Questioning Potential Jurors Undermines the Very Basis of the Jury System

by Theodore Dalrymple

The lawyers for Ghislaine Maxwell are pressing for a retrial on the grounds that one of the jurors failed to reveal before selection for the jury that he had been sexually abused as a child by his step-brother and a friend. Of course, he should have answered the question truthfully: The problem is that he should never have been asked it in the first place, for to ask such questions is to undermine the very basis of the jury system.

That system supposes that the average citizen, chosen at random, is capable of judging the guilt or innocence of an accused solely on the basis of the evidence presented in court. To do so is the purest example of attempted cognitive rationality. Indeed, the judge tells the jury that they’re to consider only what they see and hear in court, that they’re to put all other information, rumor, or prejudice from their minds. If it were not possible for them to do so, then the whole system would fall to the ground.

My experience, as a witness in murder trials in England, suggests to me that most people are capable, when it’s demanded of them, of judging solely on the evidence put before them. As with any system that involves human beings, there must be exceptions and failures: Perfection is not to be expected. But in none of the trials in which I was involved did the jury come to a perverse verdict that flew in the face of the evidence put before them. Relevant evidence may sometimes have been missing or withheld from them, affecting their verdict, but that was not the fault of the jury.

In some ways, the fact that the jury usually got it right, or was not perverse even where I disagreed with their verdict, surprised me. In the old days, before my time as a witness, juries were mainly composed of respectable and educated citizens who, aware of the solemnity of the occasion, dressed smartly and seriously; by the time I worked as a witness, juries were composed of those who could not claim an excuse not to perform jury duty, that is to say the more highly educated members of the community, and used to turn up as if just popping out for some milk on a Sunday morning after a Saturday-night debauch, the men unshaven, the women in flannel tracksuits, and so forth.

Some of them looked frankly gormless: How, I thought, could they possibly follow the arcane points that were being argued before them? (In fact, the judges were always highly skilled at reducing complex questions to their essentials, it requiring greatly more intellect to make the obscure clear than the clear obscure.) Some of the jurors looked bored, even annoyed at having been called. And yet, in the end, the jury’s verdict was always reasonable.

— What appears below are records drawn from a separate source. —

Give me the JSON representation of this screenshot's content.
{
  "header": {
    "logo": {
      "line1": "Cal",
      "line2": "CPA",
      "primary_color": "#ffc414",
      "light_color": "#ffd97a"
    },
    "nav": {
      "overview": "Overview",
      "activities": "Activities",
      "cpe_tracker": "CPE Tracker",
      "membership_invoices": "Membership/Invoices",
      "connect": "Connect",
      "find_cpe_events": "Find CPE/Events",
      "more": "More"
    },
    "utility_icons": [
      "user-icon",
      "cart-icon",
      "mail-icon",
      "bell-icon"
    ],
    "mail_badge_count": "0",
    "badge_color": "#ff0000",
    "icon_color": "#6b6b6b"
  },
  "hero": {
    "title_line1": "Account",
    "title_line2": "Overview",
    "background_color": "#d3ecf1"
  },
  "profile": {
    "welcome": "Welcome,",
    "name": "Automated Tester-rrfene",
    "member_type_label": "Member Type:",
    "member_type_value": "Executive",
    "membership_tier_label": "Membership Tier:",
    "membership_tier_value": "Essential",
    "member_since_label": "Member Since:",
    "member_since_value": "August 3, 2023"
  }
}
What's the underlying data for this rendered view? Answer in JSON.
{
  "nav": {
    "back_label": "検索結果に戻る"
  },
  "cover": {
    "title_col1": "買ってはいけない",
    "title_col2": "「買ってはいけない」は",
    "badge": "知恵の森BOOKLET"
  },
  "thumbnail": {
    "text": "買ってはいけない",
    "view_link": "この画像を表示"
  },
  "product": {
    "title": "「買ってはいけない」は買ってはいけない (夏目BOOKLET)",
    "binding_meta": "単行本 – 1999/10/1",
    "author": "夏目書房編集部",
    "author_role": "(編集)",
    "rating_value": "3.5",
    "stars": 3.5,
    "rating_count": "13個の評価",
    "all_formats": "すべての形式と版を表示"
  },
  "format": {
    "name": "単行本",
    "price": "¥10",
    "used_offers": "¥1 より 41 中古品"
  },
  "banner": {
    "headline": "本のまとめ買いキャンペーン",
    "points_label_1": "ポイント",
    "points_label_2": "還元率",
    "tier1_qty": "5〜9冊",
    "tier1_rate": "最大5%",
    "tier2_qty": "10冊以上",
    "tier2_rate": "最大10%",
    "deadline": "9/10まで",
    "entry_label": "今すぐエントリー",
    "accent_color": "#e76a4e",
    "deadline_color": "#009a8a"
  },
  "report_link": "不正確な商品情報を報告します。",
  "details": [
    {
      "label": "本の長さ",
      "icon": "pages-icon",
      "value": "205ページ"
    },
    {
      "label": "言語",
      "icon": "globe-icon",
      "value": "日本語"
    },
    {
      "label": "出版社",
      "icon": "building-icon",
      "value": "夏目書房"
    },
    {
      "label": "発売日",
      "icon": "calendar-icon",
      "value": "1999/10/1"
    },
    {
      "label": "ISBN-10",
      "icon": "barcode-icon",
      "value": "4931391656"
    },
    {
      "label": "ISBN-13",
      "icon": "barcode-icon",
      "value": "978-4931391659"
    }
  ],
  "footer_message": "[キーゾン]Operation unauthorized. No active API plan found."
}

To inquire deeply into the background of potential jurors is implicitly an insult to the capacity of the general population, for it suggests that it’s not mentally or emotionally capable of attending to evidence more than to its prejudices. Moreover, the intention is to procure a jury that’s more likely to be favorable to one side or the other, the defense or the prosecution. This is quite wrong.

Let us suppose that my house has been recently burgled. It may be presumed that I’m not very favorably disposed to burglars as a class. But when I’m on a jury called upon to give a verdict on the case of an alleged burglar, I’m asked to judge not the class of burglars in general, but this man in particular. It would be a grave insult to me to suggest that I neither could nor would make the distinction.

In like fashion, is a man who was abused in childhood really supposed to be incapable of judging many years later whether or not Ghislaine Maxwell was guilty of what she was accused? This is to assume a psychological fragility and cognitive incompetence that, if they become widely accepted as the norm, becomes a self-fulfilling prophecy in the culture at large. If you assume that everyone is made of eggshell, everyone will soon behave as if one were made of eggshell. Psychological resilience or toughness derives not only from individual temperament, but also from cultural expectations.

How many characteristics must a juror share or not share with an accused before he can render a true judgment according to the evidence before him?

Against this, it might be argued that, in practice, if juries in America were not carefully sifted, they would simply find verdicts in accordance with their various prejudices. But this is self-contradictory: for juries are sifted according to the prejudices either the prosecution or the defense assumes them to have. By the very act of questioning them closely, apart from on whether they have any personal connection to the accused, it’s assumed that they’re incapable of acting as a citizen only, as citizen simpliciter.

If it were really true that citizens were incapable of disregarding their prejudices and attending only to the evidence put before them, and that this was an ineluctable social and psychological law, it would be an argument for abandoning the jury system altogether: for the idea of 12 good men and true (now good men and women) would be an impossible dream.

This is a very pessimistic view of human potential, above all in America. Are its people really so ideologized in their minds that they can’t be relied upon to be dispassionate for the duration of a trial? And, if so, what does it tell us about the future of the country? Among other things, it implies that people have no faith either in the laws that have been made and as they stand, or in the way that they have been made, and that in effect their own opinions are law for them.

I’m still optimistic enough to believe that people are capable of putting aside their prejudices and preconceptions, if it is asked or required of them. However, it doesn’t come naturally for them to do so, and if it’s not asked or required of them, they will not do it. Since habit becomes character, soon they will not be able to do it.

The juror in the Maxwell trial was wrong to answer untruthfully (or carelessly, as he claims). But in my childhood, I was always told that if I asked a silly question, I would get a silly answer. Likewise, if you ask a bad question, you must expect bad replies.